Américo – Foi nesse sentido. Nós criamos o livro e o documentário. Agora está enriquecido com o Dia do Manganês e com a Comenda. Temos ainda uma outra ideia em mente que é a criação de um prêmio de mineração Augusto Antunes que a gente está desenvolvendo com o Ibram [Instituto Brasileiro de Mineração] e aí seria a nível nacional ou para estudantes de nível superior. A gente tem esperança de que isso aconteça ainda, porém o que já aconteceu aqui, com a Assembleia Legislativa, que é um dos Poderes do Estado foi impressionante.

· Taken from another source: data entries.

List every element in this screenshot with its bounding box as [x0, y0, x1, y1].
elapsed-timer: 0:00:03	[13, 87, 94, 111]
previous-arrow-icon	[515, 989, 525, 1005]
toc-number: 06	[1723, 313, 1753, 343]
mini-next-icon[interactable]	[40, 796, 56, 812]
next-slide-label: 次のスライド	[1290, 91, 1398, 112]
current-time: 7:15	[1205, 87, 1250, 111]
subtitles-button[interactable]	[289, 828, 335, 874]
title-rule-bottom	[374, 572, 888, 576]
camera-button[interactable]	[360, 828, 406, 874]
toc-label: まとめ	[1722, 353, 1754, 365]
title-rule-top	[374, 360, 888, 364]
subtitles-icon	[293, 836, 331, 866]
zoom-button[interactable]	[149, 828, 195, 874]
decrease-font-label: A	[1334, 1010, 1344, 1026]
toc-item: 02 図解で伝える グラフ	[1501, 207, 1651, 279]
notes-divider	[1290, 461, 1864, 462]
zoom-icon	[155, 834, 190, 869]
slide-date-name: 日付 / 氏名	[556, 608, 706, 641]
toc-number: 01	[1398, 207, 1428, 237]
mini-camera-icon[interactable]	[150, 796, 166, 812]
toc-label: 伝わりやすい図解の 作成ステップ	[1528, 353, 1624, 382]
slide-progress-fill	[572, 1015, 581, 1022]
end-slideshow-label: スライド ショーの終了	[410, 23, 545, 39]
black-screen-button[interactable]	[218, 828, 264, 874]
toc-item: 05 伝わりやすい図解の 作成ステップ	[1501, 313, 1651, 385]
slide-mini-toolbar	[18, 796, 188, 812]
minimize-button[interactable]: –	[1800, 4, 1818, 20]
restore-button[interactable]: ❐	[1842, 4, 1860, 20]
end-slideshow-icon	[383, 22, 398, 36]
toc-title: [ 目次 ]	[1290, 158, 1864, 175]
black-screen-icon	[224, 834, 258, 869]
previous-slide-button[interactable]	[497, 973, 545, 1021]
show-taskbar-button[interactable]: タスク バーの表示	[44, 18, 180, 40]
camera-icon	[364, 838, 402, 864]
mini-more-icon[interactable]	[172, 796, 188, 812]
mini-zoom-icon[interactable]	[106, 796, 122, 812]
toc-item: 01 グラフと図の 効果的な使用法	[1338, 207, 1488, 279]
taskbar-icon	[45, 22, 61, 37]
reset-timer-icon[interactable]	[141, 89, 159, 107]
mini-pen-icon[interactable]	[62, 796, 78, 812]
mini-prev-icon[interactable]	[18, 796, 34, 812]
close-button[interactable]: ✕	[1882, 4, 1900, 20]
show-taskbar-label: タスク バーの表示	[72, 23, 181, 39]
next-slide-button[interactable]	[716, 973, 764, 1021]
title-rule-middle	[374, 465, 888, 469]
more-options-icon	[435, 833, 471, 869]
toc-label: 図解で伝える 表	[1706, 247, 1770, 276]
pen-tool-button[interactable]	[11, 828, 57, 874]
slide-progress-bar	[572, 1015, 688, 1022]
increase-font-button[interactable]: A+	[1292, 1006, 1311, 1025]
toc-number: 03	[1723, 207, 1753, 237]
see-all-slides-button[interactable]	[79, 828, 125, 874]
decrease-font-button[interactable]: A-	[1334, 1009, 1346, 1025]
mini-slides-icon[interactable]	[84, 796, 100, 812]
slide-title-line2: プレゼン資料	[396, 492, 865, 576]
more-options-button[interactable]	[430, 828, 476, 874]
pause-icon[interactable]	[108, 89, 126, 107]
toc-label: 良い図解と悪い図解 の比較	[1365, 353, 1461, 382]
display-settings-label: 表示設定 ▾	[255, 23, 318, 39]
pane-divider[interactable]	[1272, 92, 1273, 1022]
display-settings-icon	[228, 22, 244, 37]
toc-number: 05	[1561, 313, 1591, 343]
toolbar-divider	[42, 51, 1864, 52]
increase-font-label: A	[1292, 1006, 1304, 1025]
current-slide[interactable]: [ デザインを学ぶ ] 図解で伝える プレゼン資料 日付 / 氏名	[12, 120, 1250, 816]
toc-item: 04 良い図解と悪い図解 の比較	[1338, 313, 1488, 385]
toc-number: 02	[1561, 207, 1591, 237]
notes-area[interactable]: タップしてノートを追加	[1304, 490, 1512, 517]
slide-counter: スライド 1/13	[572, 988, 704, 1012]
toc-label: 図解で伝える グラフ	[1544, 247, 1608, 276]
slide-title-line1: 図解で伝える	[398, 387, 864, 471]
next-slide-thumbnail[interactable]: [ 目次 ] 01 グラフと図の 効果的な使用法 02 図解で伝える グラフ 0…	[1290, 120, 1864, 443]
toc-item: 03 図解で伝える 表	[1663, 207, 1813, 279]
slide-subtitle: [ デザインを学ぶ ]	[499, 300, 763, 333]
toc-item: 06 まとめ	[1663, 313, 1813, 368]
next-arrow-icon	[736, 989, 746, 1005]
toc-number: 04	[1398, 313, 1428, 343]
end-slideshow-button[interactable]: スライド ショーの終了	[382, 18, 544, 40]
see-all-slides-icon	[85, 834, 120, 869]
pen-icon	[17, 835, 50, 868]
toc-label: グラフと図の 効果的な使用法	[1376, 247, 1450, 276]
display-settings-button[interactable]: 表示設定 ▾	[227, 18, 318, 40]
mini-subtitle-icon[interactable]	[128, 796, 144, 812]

Diário – Do contato pessoal que o senhor tinha com Augusto Antunes o que era mais preponderante?
Américo – A seriedade dele em tudo o que ele fazia. Eu disse no meu discurso na Assembleia que a gente aprendeu com ele a respeitar a lei e ai de quem não respeitasse a lei na nossa empresa. Ele sempre dizia: “Enquanto a lei for lei tem que ser respeitada. A gente pode até lutar para mudar a lei, mas enquanto ela for lei ninguém pode desrespeitar”. Foram ensinamentos que ficou para a nossa vida toda.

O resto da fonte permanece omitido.